Fr. John Forliti On Contraception and Dissent

By JAMES LIKOUDIS


If, as we have seen, Fr. John Forliti's "ISSUES IN SEXUALITY" sex education program is lax and indulgent in its treatment of sodomy, it is similarly "weak as water" in its explanation of the Church's teaching on contraception. Its "Study Guide: Family Planning" subverts magisterial teaching on the moral evil of contraception by elevating the role of individual conscience over the Law of God and Papal authority. The moral law of God prohibits the practice of contraception but this is not presented as binding in conscience. Nor does the "Study Guide" on Family Planning present the Church's doctrinal judgment in "Humanae Vitae" as the definitive criterion for conscience formation. Here is what Catholic young people are told:

"This condemnation of artificial means of birth control was a matter of controversy and diversity of theological opinion before the Pope issued his encyclical in 1968, and there is still disagreement among Catholics in the United States. Many Catholics are disturbed by the continuing diversity of opinion; others disregard the Church's teachings on morality.

"Humanae Vitae" was not proposed as an infallible statement. Only two doctrinal statements have been formulated as infallible : the Immaculate Conception and the Assumption of Mary. However, some Catholics believe that the teachings of Humanae Vitae should be accepted as infallible.

Second, the Church teaches that individual conscience is the ultimate criterion for decisions in moral questions. However, each Catholic must do the hard work of forming his or her own conscience. The United States Conference of Catholic Bishops wrote in the "National Catechetical Directory": 'We live in good faith if we act in accordance with conscience. Nevertheless moral decisions still require much effort. Decisions of conscience must be based upon prayer, study, consultation, and an understanding of the teachings of the Church.' (NCD, No. 103).

Furthermore, in forming conscience through listening to a variety of opinions, Catholics are urged by the bishops to place a priority on official Church teaching. In their pastoral letter entitled "Human Life in Our Day" which appeared just months after "Humanae Vitae", the United States Bishops wrote: 'There exists in the Church a lawful freedom of inquiry and of thought and also general norms of licit dissent . . . When there is question of theological dissent from non-infallible doctrine, we must recall that there is always a presumption in favor of the magisterium.'

Again, the key concept is responsibility - in considering the teachings of the Church and in making one's personal decision of conscience.

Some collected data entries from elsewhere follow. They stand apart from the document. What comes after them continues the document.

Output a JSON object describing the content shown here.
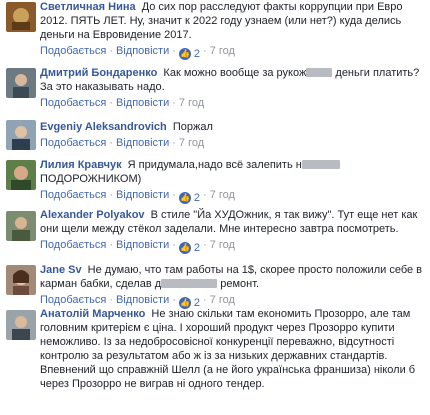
{
  "actions": {
    "like": "Подобається",
    "reply": "Відповісти",
    "sep": "·"
  },
  "comments": [
    {
      "name": "Светличная Нина",
      "text_a": "До сих пор расследуют факты коррупции при Евро 2012. ПЯТЬ ЛЕТ. Ну, значит к 2022 году узнаем (или нет?) куда делись деньги на Евровидение 2017.",
      "text_b": "",
      "likes": "2",
      "time": "7 год"
    },
    {
      "name": "Дмитрий Бондаренко",
      "text_a": "Как можно вообще за рукож",
      "text_b": " деньги платить? За это наказывать надо.",
      "likes": "",
      "time": "7 год"
    },
    {
      "name": "Evgeniy Aleksandrovich",
      "text_a": "Поржал",
      "text_b": "",
      "likes": "",
      "time": "7 год"
    },
    {
      "name": "Лилия Кравчук",
      "text_a": "Я придумала,надо всё залепить н",
      "text_b": " ПОДОРОЖНИКОМ)",
      "likes": "2",
      "time": "7 год"
    },
    {
      "name": "Alexander Polyakov",
      "text_a": "В стиле \"Йа ХУДОжник, я так вижу\". Тут еще нет как они щели между стёкол заделали. Мне интересно завтра посмотреть.",
      "text_b": "",
      "likes": "2",
      "time": "7 год"
    },
    {
      "name": "Jane Sv",
      "text_a": "Не думаю, что там работы на 1$, скорее просто положили себе в карман бабки, сделав д",
      "text_b": " ремонт.",
      "likes": "2",
      "time": "7 год"
    },
    {
      "name": "Анатолій Марченко",
      "text_a": "Не знаю скільки там економить Прозорро, але там головним критерієм є ціна. І хороший продукт через Прозорро купити неможливо. Із за недобросовісної конкуренції переважно, відсутності контролю за результатом або ж із за низьких державних стандартів. Впевнений що справжній Шелл (а не його українська франшиза) ніколи б через Прозорро не виграв ні одного тендер.",
      "text_b": "",
      "likes": "",
      "time": ""
    }
  ]
}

The personal responsibility for moral decisions is as true in matters of family planning and birth control as it is in all other moral decisions."

(writer Mary Turck in the "Study Guide: Family Planning" pages 21-22)

A few pages later, the "Study Guide" reinforces its sanctioning of dissent from "non-infallible" teachings of the Law of God by reducing the Papal Magisterium to but one of many guides in moral decision- making!

  • "The Church defends the right of each Catholic person to act according to his or her individual conscience. The Church also insists that a person is acting morally if that person has a properly formed conscience in light of Church teachings. Those in charge of Church teachings, namely, the pope and the bishops, recognize that most Catholics also listen to other sources in forming their consciences, e.g., contemporary theologians, social sciences, Scripture, local priests, friends and their life experiences." (Study Guide: Family Planning, page 28)

  • The shameful undermining of the authority of the Magisterium is further revealed when the students are boldly asked: "What role does Church authority play in the continuing formation of your conscience: exclusive authority, predominant authority, or one of many equal authorities in shaping your conscience?" (page 24)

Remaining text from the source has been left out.